Ich musste innehalten und mir fiel spontan die Sicherheitsansage im Flugzeug zum Gebrauch der Sauerstoffmasken ein: Put on your own mask before helping others. Zu Deutsch: Setzen Sie Ihre eigene Maske auf, bevor Sie anderen helfen. Es hört sich brutal an, aber es ist sinnvoll, sich selbst an erster Stelle in Sicherheit zu bringen, um dann schwächeren, eventuell mehrere schwächeren Personen helfen zu können. Mir wurde klar, dass ich in der Folgezeit für Sonja stark sein müsste. 
Und so gönne ich mir konsequent mehr Freiraum: Neben dem Einfordern und Annehmen von Unterstützung ist das ist in erster Linie auch Arbeit an mir selbst: Ich verstehe es besser, es nicht immer allen recht machen zu müssen. Ich bin 48, stehe voll im Leben und für mein Leben ein. Ich schulde niemandem etwas, außer mir selbst und natürlich meiner Tochter. Ich erziehe Sonja nach meinen Vorstellungen - und sie ist, wie mir immer wieder versichert wird, für ihr Alter kognitiv und sozial sogar überdurchschnittlich weit. Es ist mir eine Ehre, dass Sonja - bei allen alltäglichen kleinen und alterstypischen Vater-Tochter-Reibereien - mich immer wieder als Best Dad Ever bezeichnet. Zudem arbeite ich mit ihr gezielt an mehr Selbständigkeit: Sie wird immer besser darin, Wege in der Stadt, ob mit oder ohne Bus, alleine zurückzulegen. Das Paradoxe ist, dass Kinder in ihrem Alter sich auch mehr wie kleine Erwachsene verhalten, wenn man sie wie kleine Erwachsene behandelt. Dazu gehört für mich, von ihr konsequent mehr Eigenständigkeit einzufordern. 

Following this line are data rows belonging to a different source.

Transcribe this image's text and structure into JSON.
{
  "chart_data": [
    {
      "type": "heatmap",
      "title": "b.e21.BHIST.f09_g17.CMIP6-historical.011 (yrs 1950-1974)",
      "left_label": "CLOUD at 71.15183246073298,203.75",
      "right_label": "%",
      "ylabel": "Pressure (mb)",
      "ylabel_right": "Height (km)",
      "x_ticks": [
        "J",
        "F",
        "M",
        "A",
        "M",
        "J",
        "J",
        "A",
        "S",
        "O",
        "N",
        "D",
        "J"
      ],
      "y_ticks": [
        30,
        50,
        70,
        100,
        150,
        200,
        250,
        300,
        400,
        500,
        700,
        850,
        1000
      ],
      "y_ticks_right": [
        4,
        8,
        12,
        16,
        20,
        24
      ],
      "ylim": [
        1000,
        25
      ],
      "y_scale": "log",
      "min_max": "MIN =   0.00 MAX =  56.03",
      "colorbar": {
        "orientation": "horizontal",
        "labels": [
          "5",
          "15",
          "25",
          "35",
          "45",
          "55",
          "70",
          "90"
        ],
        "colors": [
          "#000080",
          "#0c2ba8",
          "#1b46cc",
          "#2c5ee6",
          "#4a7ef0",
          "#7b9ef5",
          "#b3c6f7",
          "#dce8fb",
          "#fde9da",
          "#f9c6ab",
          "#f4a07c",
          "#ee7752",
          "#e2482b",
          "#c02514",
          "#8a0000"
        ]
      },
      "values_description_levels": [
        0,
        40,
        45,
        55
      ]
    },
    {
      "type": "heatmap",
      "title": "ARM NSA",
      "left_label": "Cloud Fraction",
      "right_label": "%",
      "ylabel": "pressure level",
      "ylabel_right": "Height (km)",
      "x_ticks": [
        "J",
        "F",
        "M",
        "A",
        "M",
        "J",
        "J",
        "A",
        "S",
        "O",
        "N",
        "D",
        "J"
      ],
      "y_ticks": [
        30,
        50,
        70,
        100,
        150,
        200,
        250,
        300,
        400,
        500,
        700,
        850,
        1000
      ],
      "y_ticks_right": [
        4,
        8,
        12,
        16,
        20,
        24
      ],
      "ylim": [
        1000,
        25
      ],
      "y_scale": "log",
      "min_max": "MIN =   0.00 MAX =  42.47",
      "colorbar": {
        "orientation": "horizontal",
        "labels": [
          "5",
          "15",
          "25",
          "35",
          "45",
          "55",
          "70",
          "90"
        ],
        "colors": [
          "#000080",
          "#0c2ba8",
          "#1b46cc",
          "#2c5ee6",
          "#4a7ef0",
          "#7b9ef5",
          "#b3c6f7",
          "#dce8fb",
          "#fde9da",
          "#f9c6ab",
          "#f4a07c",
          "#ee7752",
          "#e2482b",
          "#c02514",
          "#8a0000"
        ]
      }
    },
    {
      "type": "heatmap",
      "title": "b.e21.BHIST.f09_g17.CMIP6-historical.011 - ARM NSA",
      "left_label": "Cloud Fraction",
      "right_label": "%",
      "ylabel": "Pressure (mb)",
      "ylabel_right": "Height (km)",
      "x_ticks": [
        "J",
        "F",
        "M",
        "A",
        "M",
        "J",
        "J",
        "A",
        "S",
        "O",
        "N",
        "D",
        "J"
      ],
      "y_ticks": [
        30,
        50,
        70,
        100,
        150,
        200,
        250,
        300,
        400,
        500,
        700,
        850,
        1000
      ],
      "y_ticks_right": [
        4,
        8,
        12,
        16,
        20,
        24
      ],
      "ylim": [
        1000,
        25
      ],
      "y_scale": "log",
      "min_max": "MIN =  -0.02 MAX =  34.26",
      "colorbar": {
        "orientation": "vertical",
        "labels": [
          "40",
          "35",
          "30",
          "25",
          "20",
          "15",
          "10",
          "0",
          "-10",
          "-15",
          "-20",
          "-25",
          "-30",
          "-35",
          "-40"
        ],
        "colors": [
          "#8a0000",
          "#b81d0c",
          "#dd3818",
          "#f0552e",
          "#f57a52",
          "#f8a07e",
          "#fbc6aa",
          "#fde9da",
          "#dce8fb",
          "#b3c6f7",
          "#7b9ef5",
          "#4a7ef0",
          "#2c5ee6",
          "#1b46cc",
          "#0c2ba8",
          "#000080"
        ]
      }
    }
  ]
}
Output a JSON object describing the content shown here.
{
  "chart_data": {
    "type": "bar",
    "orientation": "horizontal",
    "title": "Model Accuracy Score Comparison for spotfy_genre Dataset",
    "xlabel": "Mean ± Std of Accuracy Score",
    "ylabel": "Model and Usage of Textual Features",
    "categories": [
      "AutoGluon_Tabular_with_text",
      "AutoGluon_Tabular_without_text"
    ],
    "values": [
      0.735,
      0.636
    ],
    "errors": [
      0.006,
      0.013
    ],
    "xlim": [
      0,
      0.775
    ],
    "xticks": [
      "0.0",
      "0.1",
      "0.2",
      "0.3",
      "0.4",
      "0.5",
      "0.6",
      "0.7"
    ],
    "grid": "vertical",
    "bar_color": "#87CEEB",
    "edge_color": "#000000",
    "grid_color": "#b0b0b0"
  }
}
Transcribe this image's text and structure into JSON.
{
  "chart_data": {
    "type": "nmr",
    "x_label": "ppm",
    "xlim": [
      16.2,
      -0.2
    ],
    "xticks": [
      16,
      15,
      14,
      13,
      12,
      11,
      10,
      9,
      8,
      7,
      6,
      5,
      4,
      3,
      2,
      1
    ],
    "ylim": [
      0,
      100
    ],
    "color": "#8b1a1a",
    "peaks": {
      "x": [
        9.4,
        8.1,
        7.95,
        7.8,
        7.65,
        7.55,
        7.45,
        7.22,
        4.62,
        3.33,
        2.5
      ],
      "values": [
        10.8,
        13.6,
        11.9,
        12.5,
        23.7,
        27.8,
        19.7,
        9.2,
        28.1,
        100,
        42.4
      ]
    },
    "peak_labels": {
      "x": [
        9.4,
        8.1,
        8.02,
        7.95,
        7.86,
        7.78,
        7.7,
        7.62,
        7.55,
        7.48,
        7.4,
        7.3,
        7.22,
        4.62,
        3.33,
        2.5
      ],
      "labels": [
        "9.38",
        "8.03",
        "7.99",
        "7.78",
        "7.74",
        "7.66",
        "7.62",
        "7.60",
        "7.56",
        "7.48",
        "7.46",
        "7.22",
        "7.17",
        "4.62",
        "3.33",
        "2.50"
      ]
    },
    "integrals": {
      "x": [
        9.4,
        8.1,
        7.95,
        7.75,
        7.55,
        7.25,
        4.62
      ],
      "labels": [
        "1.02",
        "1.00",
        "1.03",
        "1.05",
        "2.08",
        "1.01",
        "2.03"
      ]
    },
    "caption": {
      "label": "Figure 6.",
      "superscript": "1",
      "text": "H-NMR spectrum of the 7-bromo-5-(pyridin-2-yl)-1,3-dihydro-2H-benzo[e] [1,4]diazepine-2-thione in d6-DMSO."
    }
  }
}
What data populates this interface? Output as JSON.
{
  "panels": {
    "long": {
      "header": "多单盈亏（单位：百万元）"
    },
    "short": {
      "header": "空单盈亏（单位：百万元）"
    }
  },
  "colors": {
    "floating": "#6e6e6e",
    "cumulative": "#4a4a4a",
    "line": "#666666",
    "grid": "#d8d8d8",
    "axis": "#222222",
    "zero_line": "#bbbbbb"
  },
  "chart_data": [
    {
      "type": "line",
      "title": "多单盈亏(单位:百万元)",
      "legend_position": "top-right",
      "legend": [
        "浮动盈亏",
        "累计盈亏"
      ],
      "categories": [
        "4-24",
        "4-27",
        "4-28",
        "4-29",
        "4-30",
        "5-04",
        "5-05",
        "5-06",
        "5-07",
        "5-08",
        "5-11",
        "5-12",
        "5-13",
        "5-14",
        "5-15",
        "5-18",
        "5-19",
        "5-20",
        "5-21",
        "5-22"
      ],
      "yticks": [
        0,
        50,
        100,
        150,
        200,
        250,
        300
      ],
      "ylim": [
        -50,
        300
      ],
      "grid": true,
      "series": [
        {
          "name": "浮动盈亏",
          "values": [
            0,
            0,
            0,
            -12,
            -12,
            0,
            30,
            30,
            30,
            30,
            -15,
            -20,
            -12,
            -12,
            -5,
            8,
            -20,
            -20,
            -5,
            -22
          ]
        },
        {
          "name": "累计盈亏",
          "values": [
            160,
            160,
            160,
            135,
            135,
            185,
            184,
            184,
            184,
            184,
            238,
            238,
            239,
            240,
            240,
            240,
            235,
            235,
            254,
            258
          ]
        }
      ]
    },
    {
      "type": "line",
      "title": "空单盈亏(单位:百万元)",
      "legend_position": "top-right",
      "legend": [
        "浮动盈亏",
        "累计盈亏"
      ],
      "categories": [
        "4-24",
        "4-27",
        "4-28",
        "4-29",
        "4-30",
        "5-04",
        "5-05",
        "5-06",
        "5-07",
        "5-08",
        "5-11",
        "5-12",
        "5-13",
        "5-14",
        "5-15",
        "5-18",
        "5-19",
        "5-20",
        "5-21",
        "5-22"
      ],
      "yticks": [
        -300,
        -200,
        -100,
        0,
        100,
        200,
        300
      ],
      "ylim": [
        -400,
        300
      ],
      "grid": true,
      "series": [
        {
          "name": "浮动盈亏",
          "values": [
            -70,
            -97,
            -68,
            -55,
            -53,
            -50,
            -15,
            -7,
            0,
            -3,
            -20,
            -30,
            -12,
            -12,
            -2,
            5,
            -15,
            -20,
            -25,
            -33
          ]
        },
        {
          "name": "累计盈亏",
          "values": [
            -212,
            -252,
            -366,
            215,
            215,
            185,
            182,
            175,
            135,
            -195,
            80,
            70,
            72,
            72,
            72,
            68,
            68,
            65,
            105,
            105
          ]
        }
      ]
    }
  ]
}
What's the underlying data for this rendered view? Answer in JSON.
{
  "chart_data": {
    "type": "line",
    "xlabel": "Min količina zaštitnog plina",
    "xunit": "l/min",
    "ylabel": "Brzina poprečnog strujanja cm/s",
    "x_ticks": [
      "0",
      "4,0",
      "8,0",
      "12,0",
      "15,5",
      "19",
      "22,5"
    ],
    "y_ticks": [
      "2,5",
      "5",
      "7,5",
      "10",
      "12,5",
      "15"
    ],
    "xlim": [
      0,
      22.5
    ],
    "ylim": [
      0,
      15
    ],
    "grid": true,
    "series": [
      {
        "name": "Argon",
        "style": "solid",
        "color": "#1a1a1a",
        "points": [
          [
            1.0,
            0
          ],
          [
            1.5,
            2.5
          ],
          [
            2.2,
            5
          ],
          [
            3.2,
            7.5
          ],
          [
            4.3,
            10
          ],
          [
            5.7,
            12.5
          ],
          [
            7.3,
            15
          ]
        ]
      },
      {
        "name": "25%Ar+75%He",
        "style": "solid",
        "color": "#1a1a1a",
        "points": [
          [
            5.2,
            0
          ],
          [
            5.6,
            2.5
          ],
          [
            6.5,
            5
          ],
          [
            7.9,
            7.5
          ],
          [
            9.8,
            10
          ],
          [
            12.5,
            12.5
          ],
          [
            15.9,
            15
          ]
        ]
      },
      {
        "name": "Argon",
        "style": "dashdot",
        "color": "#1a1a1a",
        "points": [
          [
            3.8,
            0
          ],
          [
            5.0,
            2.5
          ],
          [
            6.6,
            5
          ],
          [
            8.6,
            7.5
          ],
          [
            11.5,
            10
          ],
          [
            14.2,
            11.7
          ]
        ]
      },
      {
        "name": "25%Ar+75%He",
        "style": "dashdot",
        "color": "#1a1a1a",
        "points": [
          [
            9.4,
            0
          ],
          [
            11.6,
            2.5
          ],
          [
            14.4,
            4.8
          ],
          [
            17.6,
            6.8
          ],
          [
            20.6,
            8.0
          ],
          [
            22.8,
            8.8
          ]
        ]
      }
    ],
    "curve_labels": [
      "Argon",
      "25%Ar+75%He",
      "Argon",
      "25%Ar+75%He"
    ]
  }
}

Der Jahrestag von Veronikas Tod nähert sich mit großen Schritten und ich frage mich oft, wie sie die Entwicklung ihrer kleinen Familie wahrnehmen würde. Ich habe ja keine Ahnung, ob sie von dem Ort, an dem sie sich befindet, etwas mitbekommt. Aber wenn das so ist, glaube ich, sie wäre ziemlich stolz auf uns.